When security forces, insurgents, journalists and humanitarian workers were included, the war's death toll rose to an estimated 176,000 to 189,000, the study said.
The report, the work of about 30 academics and experts, was published in advance of the 10th anniversary of the U.S.-led invasion of Iraq on March 19, 2003.
It was also an update of a 2011 report the Watson Institute produced ahead of the 10th anniversary of the September 11 attacks that assessed the cost in dollars and lives from the resulting wars in Afghanistan, Pakistan and Iraq.
The 2011 study said the combined cost of the wars was at least $3.7 trillion, based on actual expenditures from the U.S. Treasury and future commitments, such as the medical and disability claims of U.S. war veterans.
That estimate climbed to nearly $4 trillion in the update.
The estimated death toll from the three wars, previously at 224,000 to 258,000, increased to a range of 272,000 to 329,000 two years later.
Excluded were indirect deaths caused by the mass exodus of doctors and a devastated infrastructure, for example, while the costs left out trillions of dollars in interest the United States could pay over the next 40 years.
The interest on expenses for the Iraq war could amount to about $4 trillion during that period, the report said.
The report also examined the burden on U.S. veterans and their families, showing a deep social cost as well as an increase in spending on veterans.

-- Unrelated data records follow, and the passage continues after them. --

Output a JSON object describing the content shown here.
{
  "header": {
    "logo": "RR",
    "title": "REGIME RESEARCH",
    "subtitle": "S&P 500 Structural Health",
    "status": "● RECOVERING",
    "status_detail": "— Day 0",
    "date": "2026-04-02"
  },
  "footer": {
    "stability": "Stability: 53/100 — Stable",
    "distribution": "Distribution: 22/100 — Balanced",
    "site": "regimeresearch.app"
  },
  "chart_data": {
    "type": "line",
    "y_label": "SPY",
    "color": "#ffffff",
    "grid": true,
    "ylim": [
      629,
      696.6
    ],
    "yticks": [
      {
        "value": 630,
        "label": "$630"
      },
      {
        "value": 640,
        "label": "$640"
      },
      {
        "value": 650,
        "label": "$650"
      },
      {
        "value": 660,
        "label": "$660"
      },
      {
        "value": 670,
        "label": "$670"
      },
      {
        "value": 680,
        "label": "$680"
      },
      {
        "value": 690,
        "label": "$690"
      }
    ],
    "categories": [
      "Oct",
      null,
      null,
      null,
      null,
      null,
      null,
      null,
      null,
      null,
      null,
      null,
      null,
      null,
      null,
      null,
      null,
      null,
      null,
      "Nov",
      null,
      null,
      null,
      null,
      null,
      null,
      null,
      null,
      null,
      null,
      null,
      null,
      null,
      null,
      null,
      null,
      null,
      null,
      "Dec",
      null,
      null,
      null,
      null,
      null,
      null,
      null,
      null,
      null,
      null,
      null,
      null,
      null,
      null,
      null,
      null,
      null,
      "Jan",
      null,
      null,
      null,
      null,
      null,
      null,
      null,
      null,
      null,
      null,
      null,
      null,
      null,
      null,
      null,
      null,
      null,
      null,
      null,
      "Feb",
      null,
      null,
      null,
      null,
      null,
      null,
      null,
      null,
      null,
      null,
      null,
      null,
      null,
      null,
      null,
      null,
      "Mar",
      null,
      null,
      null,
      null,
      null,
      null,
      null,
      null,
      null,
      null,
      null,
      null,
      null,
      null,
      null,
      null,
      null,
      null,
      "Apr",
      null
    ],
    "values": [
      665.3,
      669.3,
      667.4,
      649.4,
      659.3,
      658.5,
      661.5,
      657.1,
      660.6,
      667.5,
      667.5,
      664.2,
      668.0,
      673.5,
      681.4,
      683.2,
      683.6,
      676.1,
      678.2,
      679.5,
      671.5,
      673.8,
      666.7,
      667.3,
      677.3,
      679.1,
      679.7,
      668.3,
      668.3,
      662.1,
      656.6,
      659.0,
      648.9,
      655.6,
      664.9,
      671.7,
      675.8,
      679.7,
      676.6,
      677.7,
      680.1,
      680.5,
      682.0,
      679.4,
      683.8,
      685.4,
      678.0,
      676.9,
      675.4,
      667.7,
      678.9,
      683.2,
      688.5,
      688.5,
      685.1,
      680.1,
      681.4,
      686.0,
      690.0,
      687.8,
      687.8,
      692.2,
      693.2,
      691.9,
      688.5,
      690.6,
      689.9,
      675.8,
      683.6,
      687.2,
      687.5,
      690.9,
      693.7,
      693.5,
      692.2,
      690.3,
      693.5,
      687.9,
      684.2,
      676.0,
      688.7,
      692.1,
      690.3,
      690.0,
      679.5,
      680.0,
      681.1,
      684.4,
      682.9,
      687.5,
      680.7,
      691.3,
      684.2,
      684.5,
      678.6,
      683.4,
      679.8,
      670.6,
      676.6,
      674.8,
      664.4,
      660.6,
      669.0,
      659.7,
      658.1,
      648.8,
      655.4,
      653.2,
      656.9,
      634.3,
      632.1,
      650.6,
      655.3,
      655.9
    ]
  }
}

The 2011 study found U.S. medical and disability claims for veterans after a decade of war totaled $33 billion. Two years later, that number had risen to $134.7 billion.
The report concluded the United States gained little from the war while Iraq was traumatized by it. The war reinvigorated radical Islamist militants in the region, set back women's rights, and weakened an already precarious healthcare system, the report said. Meanwhile, the $212 billion reconstruction effort was largely a failure with most of that money spent on security or lost to waste and fraud, it said.
Former President George W. Bush's administration cited its belief that Iraqi dictator Saddam Hussein's government held weapons of mass destruction to justify the decision to go to war. U.S. and allied forces later found that such stockpiles did not exist.
Supporters of the war argued that intelligence available at the time concluded Iraq held the banned weapons and noted that even some countries that opposed the invasion agreed with the assessment.
"Action needed to be taken," said Steven Bucci, the military assistant to former Defense Secretary Donald Rumsfeld in the run-up to the war and today a senior fellow at the Heritage Foundation, a conservative Washington-based think-tank.
Bucci, who was unconnected to the Watson study, agreed with its observation that the forecasts for the cost and duration of the war proved to be a tiny fraction of the real costs.
"If we had had the foresight to see how long it would last and even if it would have cost half the lives, we would not have gone in," Bucci said. "Just the time alone would have been enough to stop us. Everyone thought it would be short."
Bucci said the toppling of Saddam and the results of an unforeseen conflict between U.S.-led forces and al Qaeda militants drawn to Iraq were positive outcomes of the war.
"It was really in Iraq that 'al Qaeda central' died," Bucci said. "They got waxed."